*As part of our commitment to consumer safety, Estey & Bomberger presents the first in our data driven study series: Safety through Numbers. Each month, with the help of data visualization firm 1point21 interactive, we will take a look at a whole host of consumer safety issues to find out where danger lurks for Californians. Our first study examines dangerous intersections through out the state.
What are the most dangerous intersections in California? Where are they located?
Together with data visualization company 1point21 Interactive, we analyzed over 435,000 collision records to find out which intersections in California are the most dangerous. In our effort, we examined every motor vehicle crash recorded by the Statewide Integrated Traffic Records System (SWITRS) in 2015. Taking total crashes, injuries and fatalities into account, we identified and ranked all intersections with 10 or more accidents. Based on this 2015 crash data, here are the most dangerous intersections in California:
*Intersections with higher scores are more dangerous than those with lower scores. For more information on the scoring system, see our methodology below.
Zoom in on any area of the map. Larger circles represent a more dangerous intersection. Hover over any circle to see the cross streets and the danger score of that intersection.
- In 2015, there were 7,294 crashes, 7,478 injuries and 57 fatalities at the 444 intersections in our study.
- The average danger score of a dangerous intersection was 68.24
- The average number of accidents per dangerous intersection was 16.43
- The average number of injuries per dangerous intersection was 16.84
- The average number of deaths per dangerous intersection was 0.128
- The intersection of Devonshire Street and Reseda Boulevard is the most dangerous intersection in California, followed closely by Imperial Highway and Vista Del Mar then Balboa Avenue and Nordhoff Street.
- In a state with over 76,000 miles of city streets and another 65,000 miles of county roads, two of the three most dangerous intersections – Devonshire Street and Reseda Boulevard (#1) and Balboa Avenue and Nordhoff Street (#3) -are located in the Northridge neighborhood of Los Angeles, just 3.4 miles apart.
- Devonshire and Reseda was the site of the most injuries (41) while Garfield Avenue and Rosecrans Avenue had the highest volume of crashes (44).
- Southern California dominates the study. In fact, only 47 of the intersections in our study (10.5 percent) are located anywhere outside of southern California.
- City-wise, it’s Los Angeles, then everyone else. 221 of the 444 intersections are on Los Angeles streets.
Distribution of Dangerous Intersections
It comes as no surprise that Los Angeles led the way in terms of accident volume, injuries and the number of dangerous intersections. What is surprising, however, is by how much it led the way. Almost half of the intersections in our study (221 of 444) are located within the city of Los Angeles boundaries. What’s more, 8 of the 10 most dangerous intersections and 17 of the top 20, are also found in L.A. The chart below plots all the dangerous intersections identified in our study. Purple dots (representing an intersection in the city of Los Angeles) dominate the data visualization below.
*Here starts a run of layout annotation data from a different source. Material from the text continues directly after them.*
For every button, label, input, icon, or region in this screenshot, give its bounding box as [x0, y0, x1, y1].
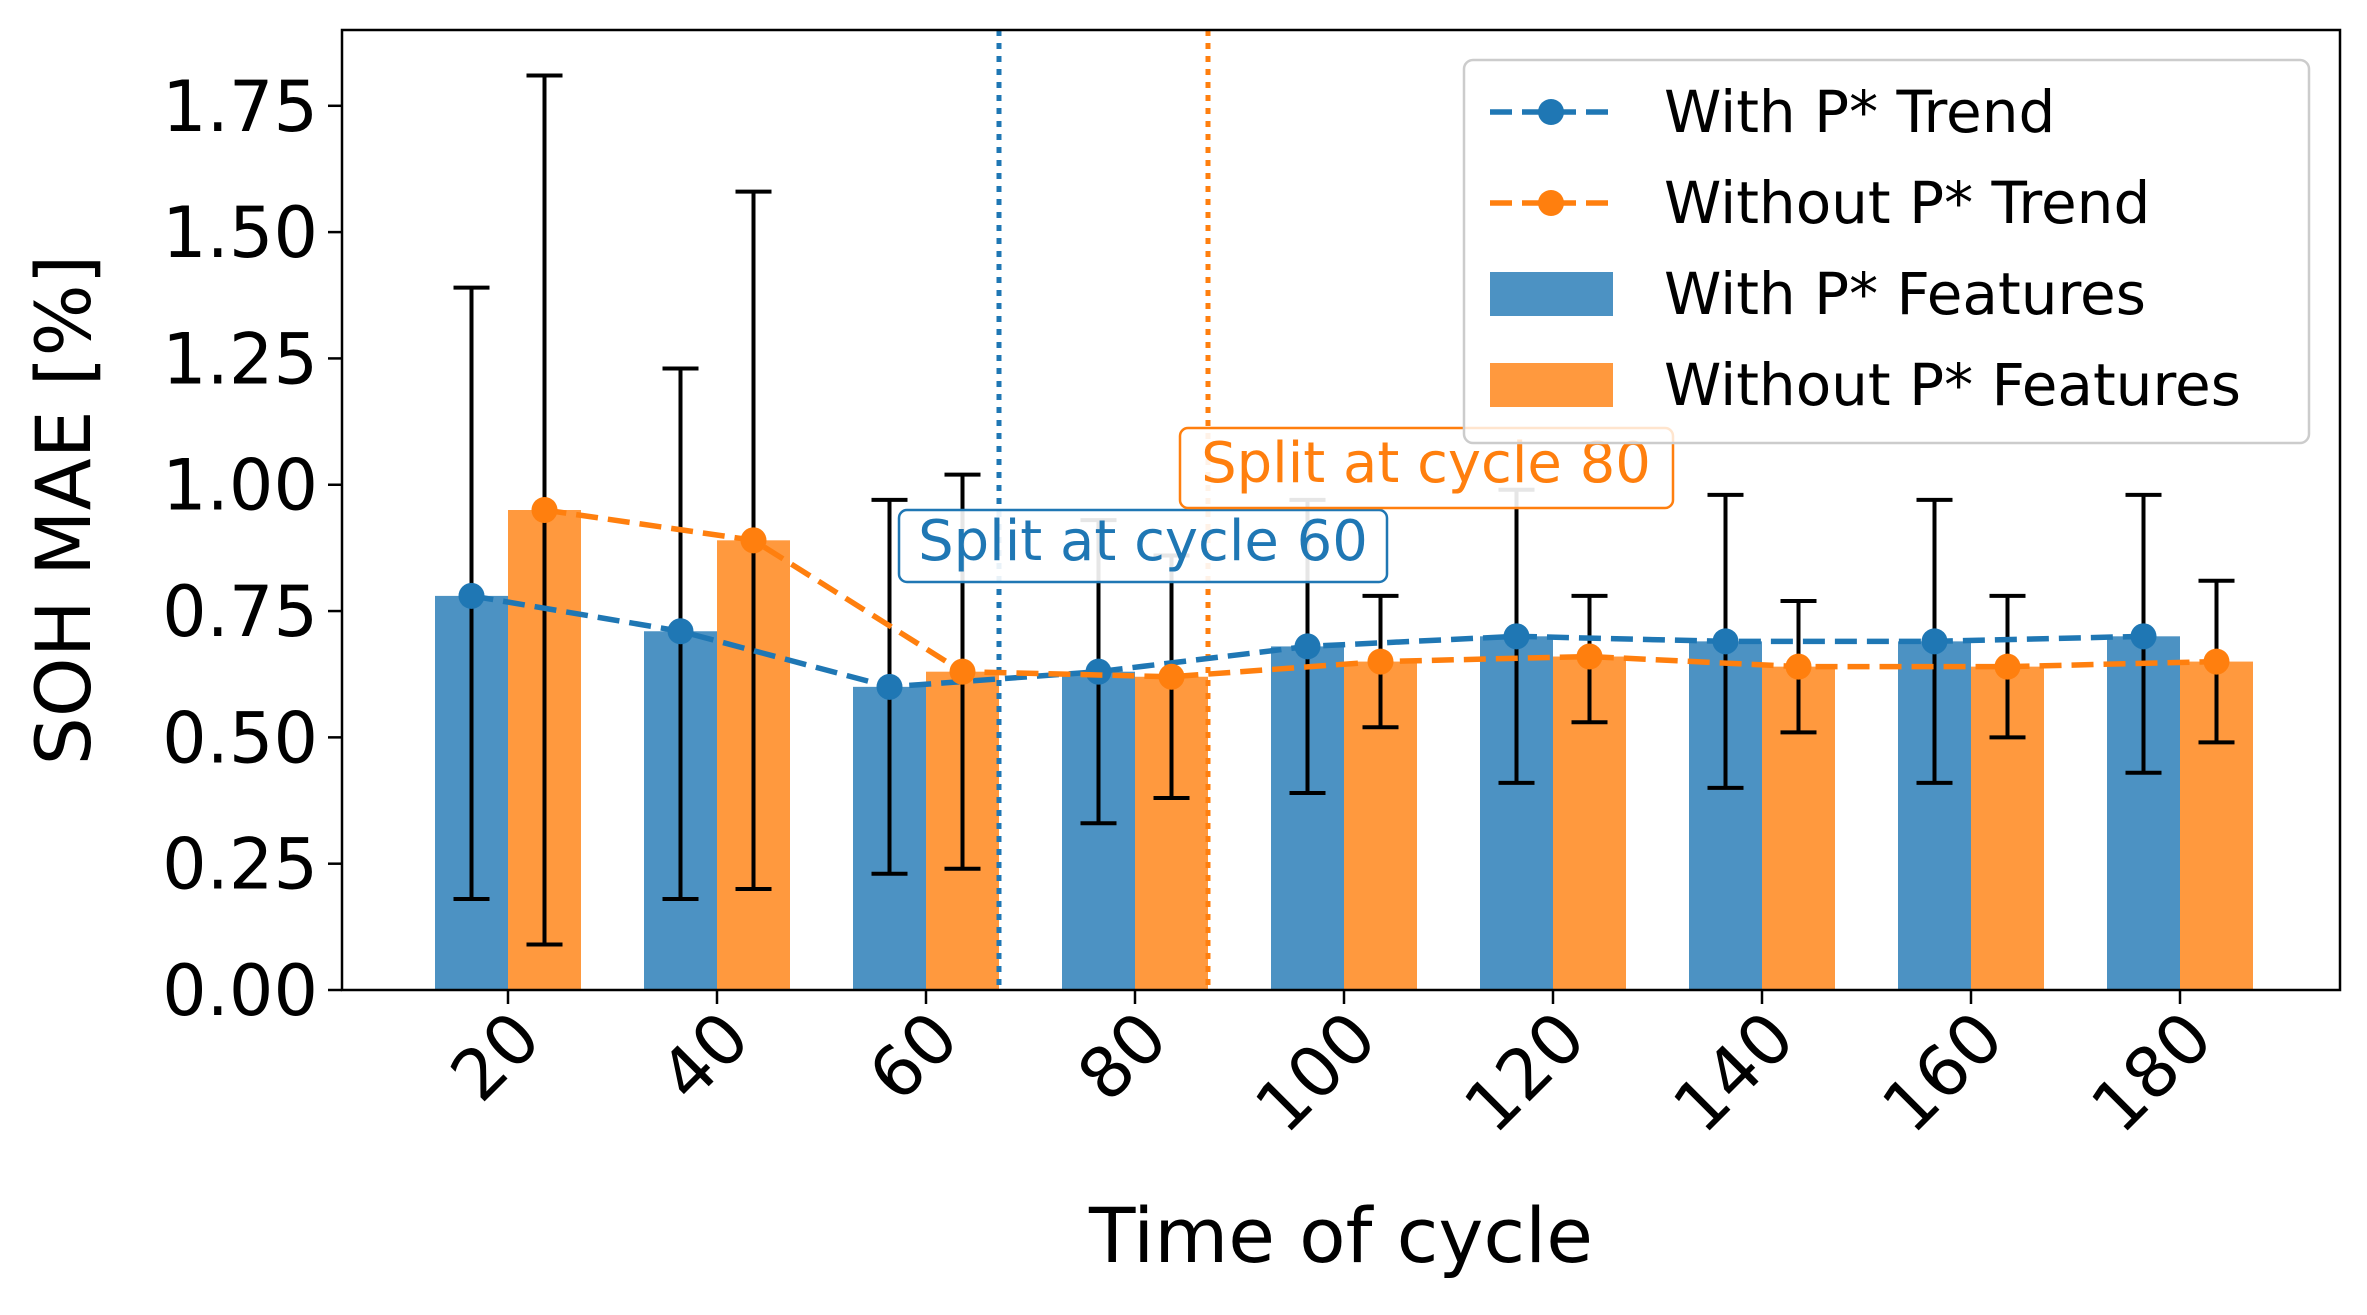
y-tick-label-0.50: 0.50 [162, 697, 318, 779]
legend-label-with-p-features: With P* Features [1664, 260, 2146, 328]
legend-marker-without-p-trend [1538, 190, 1564, 216]
plot-area-frame [340, 28, 2342, 992]
split-lines-layer [996, 30, 1211, 990]
annotation-box-60 [897, 508, 1389, 584]
legend-label-with-p-trend: With P* Trend [1664, 78, 2055, 146]
legend-swatch-without-p-features [1490, 363, 1613, 407]
legend-box [1462, 58, 2311, 445]
trend-marker-with-180 [2130, 623, 2157, 650]
legend: With P* Trend Without P* Trend With P* Fea… [1462, 58, 2311, 445]
annotation-box-80 [1178, 426, 1675, 510]
y-tick-label-1.50: 1.50 [162, 192, 318, 274]
y-axis-label: SOH MAE [%] [19, 255, 108, 766]
trend-marker-without-140 [1785, 653, 1812, 680]
trend-marker-with-60 [876, 673, 903, 700]
trend-marker-without-100 [1367, 648, 1394, 675]
trend-marker-without-160 [1994, 653, 2021, 680]
trend-marker-with-140 [1712, 628, 1739, 655]
y-tick-label-0.00: 0.00 [162, 950, 318, 1032]
y-tick-label-1.75: 1.75 [162, 66, 318, 148]
bars-layer [435, 510, 2253, 990]
y-tick-label-1.00: 1.00 [162, 445, 318, 527]
trend-marker-with-100 [1294, 633, 1321, 660]
trend-marker-without-120 [1576, 643, 1603, 670]
legend-label-without-p-trend: Without P* Trend [1664, 169, 2150, 237]
trend-marker-with-160 [1921, 628, 1948, 655]
trend-marker-with-20 [458, 582, 485, 609]
trend-lines-layer [458, 497, 2230, 700]
trend-marker-with-80 [1085, 658, 1112, 685]
y-tick-label-1.25: 1.25 [162, 318, 318, 400]
trend-marker-without-40 [740, 527, 767, 554]
y-tick-label-0.25: 0.25 [162, 824, 318, 906]
trend-marker-without-180 [2203, 648, 2230, 675]
trend-marker-without-60 [949, 658, 976, 685]
trend-marker-without-20 [531, 497, 558, 523]
annotation-label-60: Split at cycle 60 [918, 509, 1368, 574]
x-axis-label: Time of cycle [1088, 1191, 1593, 1280]
legend-label-without-p-features: Without P* Features [1664, 351, 2241, 419]
trend-marker-with-120 [1503, 623, 1530, 650]
y-tick-label-0.75: 0.75 [162, 571, 318, 653]
trend-marker-with-40 [667, 618, 694, 645]
legend-swatch-with-p-features [1490, 272, 1613, 316]
legend-marker-with-p-trend [1538, 99, 1564, 125]
trend-marker-without-80 [1158, 663, 1185, 690]
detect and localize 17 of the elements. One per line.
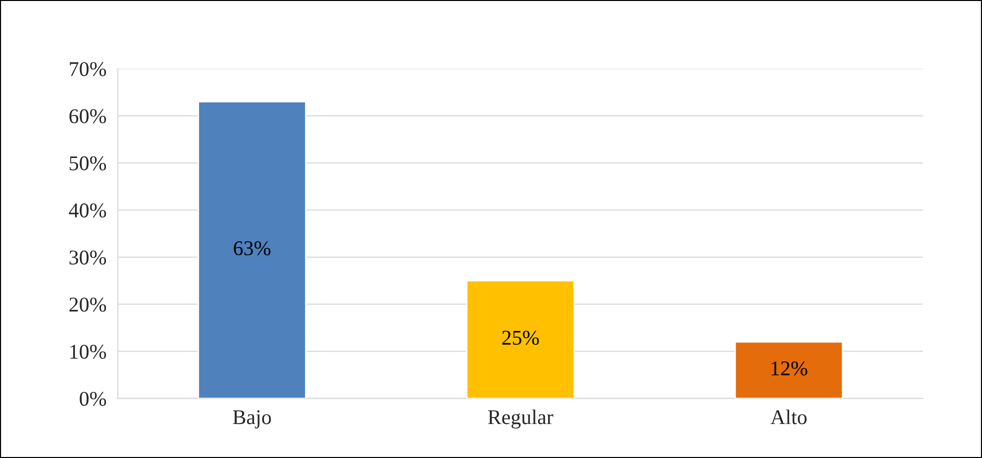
y-tick-label: 0% (80, 392, 106, 406)
x-tick-label: Regular (488, 410, 554, 429)
y-tick-label: 30% (70, 250, 106, 265)
y-tick-label: 10% (70, 344, 106, 359)
y-tick-label: 50% (70, 156, 106, 170)
data-label: 25% (502, 330, 539, 345)
bar (734, 341, 844, 398)
data-label: 12% (772, 361, 808, 376)
x-tick-label: Alto (770, 410, 807, 424)
bar (466, 280, 575, 398)
y-tick-label: 20% (69, 298, 106, 312)
x-tick-label: Bajo (232, 410, 271, 428)
bar (198, 100, 306, 398)
y-tick-label: 60% (69, 109, 106, 124)
y-tick-label: 70% (70, 62, 106, 76)
y-tick-label: 40% (68, 203, 106, 218)
data-label: 63% (234, 241, 270, 256)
Los Angeles has 17 times as many intersections from our list than the number two city on the the list, Sacramento. While the Los Angeles metropolitan area is the most densely populated urban area in the United States (classified as Los Angeles – Long Beach – Anaheim by the U.S. Census), six other areas in California are among the top ten.
Why We Did This
Safety on our roads is the responsibility of those using the roads, but also on those that design and maintain our roads. This study identifies trends and dangers that our local government and community can use in improving safety and lowering the risks of serious injury. Proactively approaching the threats of dangerous intersections can save lives — that is what we hoped to accomplish with this study.
We parsed over 435,000 collision records for 2015, separating all accidents that occurred at intersections. We then assigned values to each accident, injury and fatality at each intersection to calculate a score to rate the danger of the intersection.
Formula: Accident (x1) + Injury (x3) + Fatality (x10) = Overall Score
Collision data obtained from SWITRS (a multi-agency database maintained by the California Highway Patrol).